Clergy should be considered first responders.
Via The Blaze:
The chaos that unfolded in the minutes and hours following two deadly explosions at the Boston Marathon earlier this month was widely reported. But one of the finer details that has been given little attention until now is the role — or lack thereof — that clergy played directly following the carnage.
A new report in the Wall Street Journal claims that faith leaders were very literally banned from the trauma scene. As individuals lay on the ground maimed and suffering from unimaginably-dire wounds, nearby clergy were not allowed to enter to give last rights or even to comfort the victims.

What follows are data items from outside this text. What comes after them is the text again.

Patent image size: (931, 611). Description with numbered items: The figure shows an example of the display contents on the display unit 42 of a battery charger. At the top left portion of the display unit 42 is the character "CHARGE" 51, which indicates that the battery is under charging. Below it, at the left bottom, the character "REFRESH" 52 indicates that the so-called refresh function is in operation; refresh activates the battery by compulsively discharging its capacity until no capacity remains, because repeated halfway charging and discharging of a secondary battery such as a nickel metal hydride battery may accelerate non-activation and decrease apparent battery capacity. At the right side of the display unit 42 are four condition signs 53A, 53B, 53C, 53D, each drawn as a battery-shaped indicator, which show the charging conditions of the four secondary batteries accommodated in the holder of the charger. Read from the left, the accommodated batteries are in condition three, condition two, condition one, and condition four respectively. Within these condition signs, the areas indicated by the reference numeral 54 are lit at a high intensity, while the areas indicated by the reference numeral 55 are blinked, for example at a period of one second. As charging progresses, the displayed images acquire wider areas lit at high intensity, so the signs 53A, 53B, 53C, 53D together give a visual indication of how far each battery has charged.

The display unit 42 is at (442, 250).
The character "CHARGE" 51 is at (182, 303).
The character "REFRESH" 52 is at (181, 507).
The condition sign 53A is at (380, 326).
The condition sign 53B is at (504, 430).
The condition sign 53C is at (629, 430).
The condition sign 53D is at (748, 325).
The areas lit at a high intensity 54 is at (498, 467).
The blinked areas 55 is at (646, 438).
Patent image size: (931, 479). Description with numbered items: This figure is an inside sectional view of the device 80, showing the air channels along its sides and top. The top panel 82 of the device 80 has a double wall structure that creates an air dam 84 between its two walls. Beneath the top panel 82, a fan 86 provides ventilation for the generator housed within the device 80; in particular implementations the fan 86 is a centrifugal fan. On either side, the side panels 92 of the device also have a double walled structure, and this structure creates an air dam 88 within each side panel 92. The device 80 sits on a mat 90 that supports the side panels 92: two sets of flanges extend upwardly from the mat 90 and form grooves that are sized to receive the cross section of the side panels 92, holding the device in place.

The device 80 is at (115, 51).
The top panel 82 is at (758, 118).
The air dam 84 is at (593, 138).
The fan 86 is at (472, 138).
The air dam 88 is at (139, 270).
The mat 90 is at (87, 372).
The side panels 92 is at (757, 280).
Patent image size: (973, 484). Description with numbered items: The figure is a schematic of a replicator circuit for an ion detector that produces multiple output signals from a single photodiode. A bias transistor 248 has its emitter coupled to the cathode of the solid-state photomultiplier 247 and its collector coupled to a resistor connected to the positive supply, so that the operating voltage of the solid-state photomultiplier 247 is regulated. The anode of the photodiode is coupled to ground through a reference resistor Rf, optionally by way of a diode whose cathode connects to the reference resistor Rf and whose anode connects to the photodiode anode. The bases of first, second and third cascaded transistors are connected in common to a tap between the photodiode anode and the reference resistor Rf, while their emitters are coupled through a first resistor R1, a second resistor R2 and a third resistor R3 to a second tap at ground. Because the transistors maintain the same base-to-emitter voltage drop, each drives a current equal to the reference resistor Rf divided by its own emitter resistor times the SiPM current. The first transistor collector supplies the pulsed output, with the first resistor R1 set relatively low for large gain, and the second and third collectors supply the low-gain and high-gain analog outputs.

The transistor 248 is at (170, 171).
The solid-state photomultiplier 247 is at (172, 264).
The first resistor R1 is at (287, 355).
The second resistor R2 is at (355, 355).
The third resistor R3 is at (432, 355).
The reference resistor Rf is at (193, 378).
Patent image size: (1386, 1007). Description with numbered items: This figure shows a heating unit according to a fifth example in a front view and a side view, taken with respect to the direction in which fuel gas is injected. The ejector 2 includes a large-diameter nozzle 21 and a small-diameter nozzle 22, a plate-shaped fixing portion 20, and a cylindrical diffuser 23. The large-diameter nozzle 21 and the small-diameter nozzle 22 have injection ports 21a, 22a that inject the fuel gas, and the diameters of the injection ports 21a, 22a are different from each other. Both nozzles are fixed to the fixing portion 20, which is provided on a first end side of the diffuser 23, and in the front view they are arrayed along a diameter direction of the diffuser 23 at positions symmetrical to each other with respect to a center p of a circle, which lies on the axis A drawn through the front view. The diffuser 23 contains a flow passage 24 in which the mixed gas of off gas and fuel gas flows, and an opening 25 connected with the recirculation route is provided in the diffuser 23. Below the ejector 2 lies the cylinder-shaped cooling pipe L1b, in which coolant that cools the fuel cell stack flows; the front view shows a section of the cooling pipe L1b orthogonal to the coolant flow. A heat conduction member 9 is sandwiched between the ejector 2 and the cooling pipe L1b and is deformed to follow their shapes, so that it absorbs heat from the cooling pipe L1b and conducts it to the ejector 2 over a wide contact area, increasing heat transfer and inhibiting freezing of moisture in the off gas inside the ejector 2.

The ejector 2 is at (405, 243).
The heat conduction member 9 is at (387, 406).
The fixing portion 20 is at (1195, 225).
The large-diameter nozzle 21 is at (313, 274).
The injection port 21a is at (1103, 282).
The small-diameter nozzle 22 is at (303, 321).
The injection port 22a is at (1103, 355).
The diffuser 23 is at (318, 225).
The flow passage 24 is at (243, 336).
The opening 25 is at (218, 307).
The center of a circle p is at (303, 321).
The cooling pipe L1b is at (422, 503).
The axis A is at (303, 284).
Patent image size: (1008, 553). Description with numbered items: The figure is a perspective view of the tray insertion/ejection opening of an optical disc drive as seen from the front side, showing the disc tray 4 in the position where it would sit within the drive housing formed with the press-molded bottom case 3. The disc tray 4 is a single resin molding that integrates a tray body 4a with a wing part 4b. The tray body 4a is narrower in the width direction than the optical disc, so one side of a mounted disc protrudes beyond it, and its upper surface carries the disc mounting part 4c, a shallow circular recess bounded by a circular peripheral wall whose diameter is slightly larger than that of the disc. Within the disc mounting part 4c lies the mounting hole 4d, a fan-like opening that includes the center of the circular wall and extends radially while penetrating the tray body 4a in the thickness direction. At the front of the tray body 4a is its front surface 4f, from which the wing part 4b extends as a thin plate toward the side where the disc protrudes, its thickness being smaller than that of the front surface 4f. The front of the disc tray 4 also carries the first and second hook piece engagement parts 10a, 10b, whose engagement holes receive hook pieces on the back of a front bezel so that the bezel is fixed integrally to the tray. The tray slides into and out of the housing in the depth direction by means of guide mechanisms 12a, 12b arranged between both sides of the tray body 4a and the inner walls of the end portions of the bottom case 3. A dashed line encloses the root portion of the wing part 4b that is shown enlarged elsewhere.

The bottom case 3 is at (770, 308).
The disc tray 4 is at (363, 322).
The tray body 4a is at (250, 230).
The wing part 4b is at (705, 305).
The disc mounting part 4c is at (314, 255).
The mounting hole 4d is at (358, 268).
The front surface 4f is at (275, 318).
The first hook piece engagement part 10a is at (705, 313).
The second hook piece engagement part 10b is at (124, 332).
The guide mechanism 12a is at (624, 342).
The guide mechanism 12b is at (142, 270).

Considering the importance of faith leaders in the lives of millions of Americans, this might come as a bit of a surprise, especially when recalling the much-coveted societal positions that priests, pastors and other religious visionaries held in the past.
Was keeping them out an issue of religious leaders not being available, was it rooted in a purposeful regulation against their presence or was it simply an error made amid pure chaos? As the WSJ notes, the dearth of religious leaders on-site had nothing to do with proximity:
Close to the bombing site are Trinity Episcopal Church, Old South Church and St. Clement Eucharistic Shrine, all on Boylston Street. When the priests at St. Clement’s, three blocks away, heard the explosions, they gathered sacramental oils and hurried to the scene in hopes of anointing the injured and, if necessary, administering last rites, the final of seven Catholic sacraments. But the priests, who belong to the order Oblates of the Virgin Mary, weren’t allowed at the scene.